Son objectif est de délivrer des messages positifs aux étudiants en démontrant qu’aucun parcours n’est rectiligne.
Cette initiative rejoignant la philosophie du Village de la Justice, nous partageons le témoignage de Stéphane-Laurent Texier, avocat aux conseils.

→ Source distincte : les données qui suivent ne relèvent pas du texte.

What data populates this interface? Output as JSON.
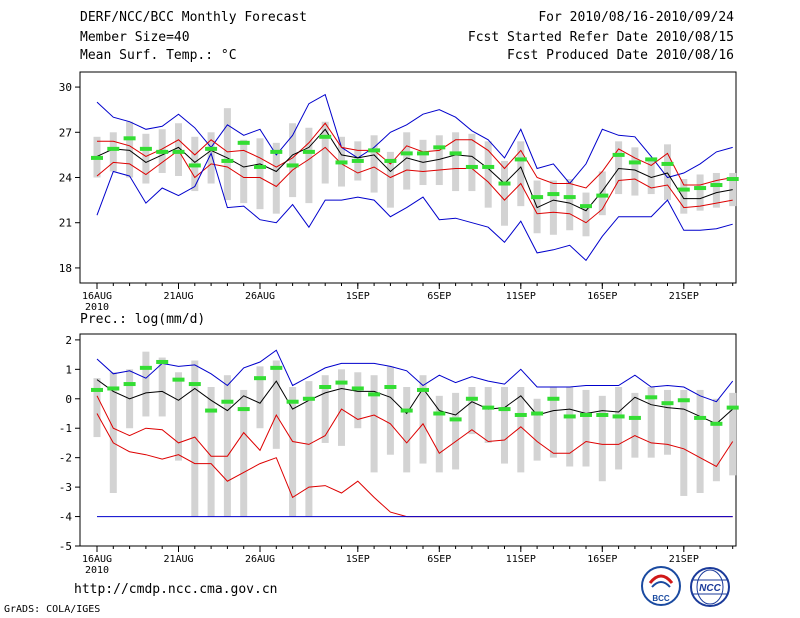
{
  "header": {
    "title": "DERF/NCC/BCC Monthly Forecast",
    "member_size": "Member Size=40",
    "variable": "Mean Surf. Temp.: °C",
    "for_range": "For 2010/08/16-2010/09/24",
    "fcst_started": "Fcst Started Refer Date 2010/08/15",
    "fcst_produced": "Fcst Produced Date 2010/08/16"
  },
  "footer": {
    "url": "http://cmdp.ncc.cma.gov.cn",
    "grads_credit": "GrADS: COLA/IGES",
    "logo_bcc": "BCC",
    "logo_ncc": "NCC"
  },
  "colors": {
    "ensemble_bar": "#d3d3d3",
    "member_marker": "#33dd33",
    "mean_line": "#000000",
    "std_line": "#dd0000",
    "envelope_line": "#0000cc"
  },
  "chart_data": [
    {
      "type": "line",
      "title": "Mean Surf. Temp.: °C",
      "ylim": [
        17,
        31
      ],
      "yticks": [
        18,
        21,
        24,
        27,
        30
      ],
      "xtick_days": [
        0,
        5,
        10,
        16,
        21,
        26,
        31,
        36
      ],
      "xtick_labels": [
        "16AUG",
        "21AUG",
        "26AUG",
        "1SEP",
        "6SEP",
        "11SEP",
        "16SEP",
        "21SEP"
      ],
      "xtick_sublabel": "2010",
      "n_days": 40,
      "series": [
        {
          "name": "max",
          "values": [
            29.0,
            28.0,
            27.7,
            27.2,
            27.4,
            28.2,
            27.3,
            26.0,
            27.5,
            26.8,
            27.2,
            25.5,
            26.8,
            28.9,
            29.5,
            26.0,
            25.3,
            26.0,
            27.0,
            27.5,
            28.2,
            28.5,
            28.0,
            27.1,
            26.5,
            25.3,
            27.2,
            24.6,
            24.9,
            23.6,
            24.9,
            27.2,
            26.8,
            26.7,
            25.4,
            24.0,
            24.3,
            24.9,
            25.7,
            26.0
          ]
        },
        {
          "name": "upper",
          "values": [
            26.4,
            26.4,
            26.1,
            25.4,
            25.9,
            26.5,
            25.5,
            26.5,
            25.7,
            25.8,
            25.3,
            24.7,
            25.3,
            26.3,
            27.6,
            26.0,
            25.8,
            25.8,
            24.9,
            26.1,
            25.7,
            25.8,
            26.5,
            26.5,
            25.8,
            24.6,
            25.8,
            24.0,
            23.6,
            23.6,
            23.3,
            24.4,
            25.9,
            25.3,
            24.8,
            25.6,
            23.5,
            23.5,
            23.8,
            24.0
          ]
        },
        {
          "name": "mean",
          "values": [
            25.4,
            25.9,
            25.8,
            25.0,
            25.5,
            26.0,
            25.0,
            25.8,
            25.3,
            24.7,
            24.9,
            24.4,
            25.5,
            26.0,
            27.2,
            25.5,
            25.3,
            25.5,
            24.4,
            25.3,
            25.0,
            25.2,
            25.5,
            25.4,
            24.6,
            23.6,
            24.7,
            22.0,
            22.5,
            22.3,
            21.8,
            23.1,
            24.6,
            24.5,
            24.0,
            24.3,
            22.6,
            22.6,
            23.0,
            23.2
          ]
        },
        {
          "name": "lower",
          "values": [
            24.1,
            25.0,
            24.9,
            24.2,
            25.0,
            25.8,
            24.0,
            24.9,
            24.7,
            24.0,
            24.0,
            23.4,
            24.5,
            25.2,
            26.0,
            24.9,
            24.3,
            24.7,
            24.0,
            24.5,
            24.4,
            24.5,
            24.6,
            24.6,
            23.7,
            22.5,
            23.6,
            21.6,
            21.7,
            21.6,
            21.0,
            21.9,
            23.8,
            23.9,
            23.3,
            23.5,
            22.0,
            22.1,
            22.3,
            22.5
          ]
        },
        {
          "name": "min",
          "values": [
            21.5,
            24.4,
            24.1,
            22.3,
            23.3,
            22.8,
            23.4,
            25.6,
            22.0,
            22.1,
            21.2,
            21.0,
            22.2,
            20.7,
            22.5,
            22.5,
            22.7,
            22.5,
            21.4,
            22.0,
            22.7,
            21.2,
            21.3,
            21.0,
            20.7,
            19.7,
            21.1,
            19.0,
            19.2,
            19.5,
            18.5,
            20.1,
            21.4,
            21.4,
            21.4,
            22.5,
            20.5,
            20.5,
            20.6,
            20.9
          ]
        },
        {
          "name": "member",
          "values": [
            25.3,
            25.9,
            26.6,
            25.9,
            25.7,
            25.7,
            24.8,
            25.9,
            25.1,
            26.3,
            24.7,
            25.7,
            24.8,
            25.7,
            26.7,
            25.0,
            25.1,
            25.8,
            25.1,
            25.6,
            25.6,
            26.0,
            25.6,
            24.7,
            24.7,
            23.6,
            25.2,
            22.7,
            22.9,
            22.7,
            22.1,
            22.8,
            25.5,
            25.0,
            25.2,
            24.9,
            23.2,
            23.3,
            23.5,
            23.9
          ]
        },
        {
          "name": "range_top",
          "values": [
            26.7,
            27.0,
            27.7,
            26.9,
            27.2,
            27.6,
            26.7,
            27.0,
            28.6,
            26.5,
            26.6,
            26.3,
            27.6,
            27.3,
            27.7,
            26.7,
            26.4,
            26.8,
            25.7,
            27.0,
            26.5,
            26.8,
            27.0,
            26.9,
            26.4,
            25.1,
            26.4,
            23.8,
            23.8,
            23.9,
            23.0,
            24.4,
            26.4,
            26.0,
            25.3,
            26.2,
            23.9,
            24.2,
            24.3,
            24.3
          ]
        },
        {
          "name": "range_bottom",
          "values": [
            24.0,
            24.4,
            24.0,
            23.6,
            24.3,
            24.1,
            23.1,
            23.6,
            22.5,
            22.3,
            21.9,
            21.6,
            22.7,
            22.3,
            23.6,
            23.4,
            23.8,
            23.0,
            22.0,
            23.2,
            23.5,
            23.5,
            23.1,
            23.1,
            22.0,
            20.8,
            22.1,
            20.3,
            20.2,
            20.5,
            20.1,
            21.5,
            22.9,
            22.8,
            22.9,
            22.5,
            21.6,
            21.8,
            22.0,
            22.1
          ]
        }
      ]
    },
    {
      "type": "line",
      "title": "Prec.: log(mm/d)",
      "ylim": [
        -5,
        2.2
      ],
      "yticks": [
        -5,
        -4,
        -3,
        -2,
        -1,
        0,
        1,
        2
      ],
      "xtick_days": [
        0,
        5,
        10,
        16,
        21,
        26,
        31,
        36
      ],
      "xtick_labels": [
        "16AUG",
        "21AUG",
        "26AUG",
        "1SEP",
        "6SEP",
        "11SEP",
        "16SEP",
        "21SEP"
      ],
      "xtick_sublabel": "2010",
      "n_days": 40,
      "series": [
        {
          "name": "max",
          "values": [
            1.35,
            0.85,
            0.95,
            0.7,
            1.2,
            1.1,
            1.15,
            0.85,
            0.45,
            1.05,
            1.25,
            1.65,
            0.45,
            0.75,
            1.05,
            1.2,
            1.2,
            1.2,
            1.1,
            0.95,
            0.45,
            0.8,
            0.55,
            0.75,
            0.6,
            0.5,
            1.0,
            0.4,
            0.4,
            0.4,
            0.45,
            0.45,
            0.45,
            0.8,
            0.4,
            0.45,
            0.4,
            0.1,
            -0.1,
            0.6
          ]
        },
        {
          "name": "mean",
          "values": [
            0.65,
            0.25,
            0.0,
            0.2,
            0.25,
            -0.05,
            0.35,
            -0.05,
            -0.4,
            0.1,
            -0.15,
            0.6,
            -0.35,
            -0.05,
            0.2,
            0.35,
            0.25,
            0.25,
            0.05,
            -0.5,
            0.35,
            -0.4,
            -0.55,
            -0.1,
            -0.35,
            -0.3,
            0.1,
            -0.55,
            -0.4,
            -0.35,
            -0.5,
            -0.4,
            -0.45,
            0.05,
            -0.2,
            -0.3,
            -0.35,
            -0.6,
            -0.85,
            -0.35
          ]
        },
        {
          "name": "upper_red",
          "values": [
            0.1,
            -1.0,
            -1.25,
            -1.0,
            -1.05,
            -1.5,
            -1.3,
            -1.95,
            -1.95,
            -1.15,
            -1.75,
            -0.55,
            -1.45,
            -1.55,
            -1.25,
            -0.35,
            -0.7,
            -0.55,
            -0.85,
            -1.5,
            -0.85,
            -1.85,
            -1.45,
            -1.05,
            -1.45,
            -1.4,
            -0.95,
            -1.45,
            -1.85,
            -1.85,
            -1.45,
            -1.55,
            -1.55,
            -1.25,
            -1.5,
            -1.55,
            -1.7,
            -2.0,
            -2.3,
            -1.45
          ]
        },
        {
          "name": "lower_red",
          "values": [
            -0.5,
            -1.5,
            -1.8,
            -1.9,
            -2.05,
            -1.9,
            -2.2,
            -2.2,
            -2.8,
            -2.5,
            -2.2,
            -2.0,
            -3.35,
            -3.0,
            -2.95,
            -3.2,
            -2.8,
            -3.35,
            -3.85,
            -4.0,
            -4.0,
            -4.0,
            -4.0,
            -4.0,
            -4.0,
            -4.0,
            -4.0,
            -4.0,
            -4.0,
            -4.0,
            -4.0,
            -4.0,
            -4.0,
            -4.0,
            -4.0,
            -4.0,
            -4.0,
            -4.0,
            -4.0,
            -4.0
          ]
        },
        {
          "name": "min",
          "values": [
            -4.0,
            -4.0,
            -4.0,
            -4.0,
            -4.0,
            -4.0,
            -4.0,
            -4.0,
            -4.0,
            -4.0,
            -4.0,
            -4.0,
            -4.0,
            -4.0,
            -4.0,
            -4.0,
            -4.0,
            -4.0,
            -4.0,
            -4.0,
            -4.0,
            -4.0,
            -4.0,
            -4.0,
            -4.0,
            -4.0,
            -4.0,
            -4.0,
            -4.0,
            -4.0,
            -4.0,
            -4.0,
            -4.0,
            -4.0,
            -4.0,
            -4.0,
            -4.0,
            -4.0,
            -4.0,
            -4.0
          ]
        },
        {
          "name": "member",
          "values": [
            0.3,
            0.35,
            0.5,
            1.05,
            1.25,
            0.65,
            0.5,
            -0.4,
            -0.1,
            -0.35,
            0.7,
            1.05,
            -0.1,
            0.0,
            0.4,
            0.55,
            0.35,
            0.15,
            0.4,
            -0.4,
            0.3,
            -0.5,
            -0.7,
            0.0,
            -0.3,
            -0.35,
            -0.55,
            -0.5,
            0.0,
            -0.6,
            -0.55,
            -0.55,
            -0.6,
            -0.65,
            0.05,
            -0.15,
            -0.05,
            -0.65,
            -0.85,
            -0.3
          ]
        },
        {
          "name": "range_top",
          "values": [
            0.7,
            0.9,
            1.0,
            1.6,
            1.4,
            0.9,
            1.3,
            0.4,
            0.8,
            0.3,
            1.1,
            1.3,
            0.4,
            0.6,
            0.8,
            1.0,
            0.9,
            0.8,
            1.1,
            0.4,
            0.8,
            0.1,
            0.2,
            0.4,
            0.4,
            0.4,
            0.4,
            0.0,
            0.4,
            0.4,
            0.3,
            0.1,
            0.4,
            0.2,
            0.4,
            0.3,
            0.3,
            0.3,
            0.0,
            0.2
          ]
        },
        {
          "name": "range_bottom",
          "values": [
            -1.3,
            -3.2,
            -1.0,
            -0.6,
            -0.6,
            -2.1,
            -4.0,
            -4.0,
            -4.0,
            -4.0,
            -1.0,
            -1.7,
            -4.0,
            -4.0,
            -1.5,
            -1.6,
            -1.0,
            -2.5,
            -1.9,
            -2.5,
            -2.2,
            -2.5,
            -2.4,
            -1.2,
            -1.5,
            -2.2,
            -2.5,
            -2.1,
            -2.0,
            -2.3,
            -2.3,
            -2.8,
            -2.4,
            -2.0,
            -2.0,
            -1.9,
            -3.3,
            -3.2,
            -2.8,
            -2.6
          ]
        }
      ]
    }
  ]
}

1) Parcours et matières privilégiées.

« Après une licence en droit privé et une maîtrise "Carrières judiciaires" à l’Université d’Orléans, j’ai intégré le Master 2 "Carrières judiciaires et techniques contentieuses dans l’entreprise" au sein de la même université, puis le Master 2 "Droit international privé et droit du commerce international" de l’Université Paris 1 Panthéon-Sorbonne. A la fin de la même année, j’ai passé et réussi l’examen d’entrée au CRFPA, avant de poursuivre mon parcours à l’Ecole de formation du Barreau de Paris (l’EFB). Une fois le Certificat d’Aptitude à la Profession d’Avocat (CAPA) en poche, et devenu avocat à la cour d’appel à la fin de l’année 2008, je me suis inscrit à l’Institut de formation et de recherche des avocats aux Conseils (l’Ifrac), avant d’obtenir le Certificat d’aptitude à la profession d’avocat aux Conseils (CAPAC) en 2013. J’ai finalement prêté serment en tant qu’avocat au Conseil d’Etat et à la Cour de cassation en 2016.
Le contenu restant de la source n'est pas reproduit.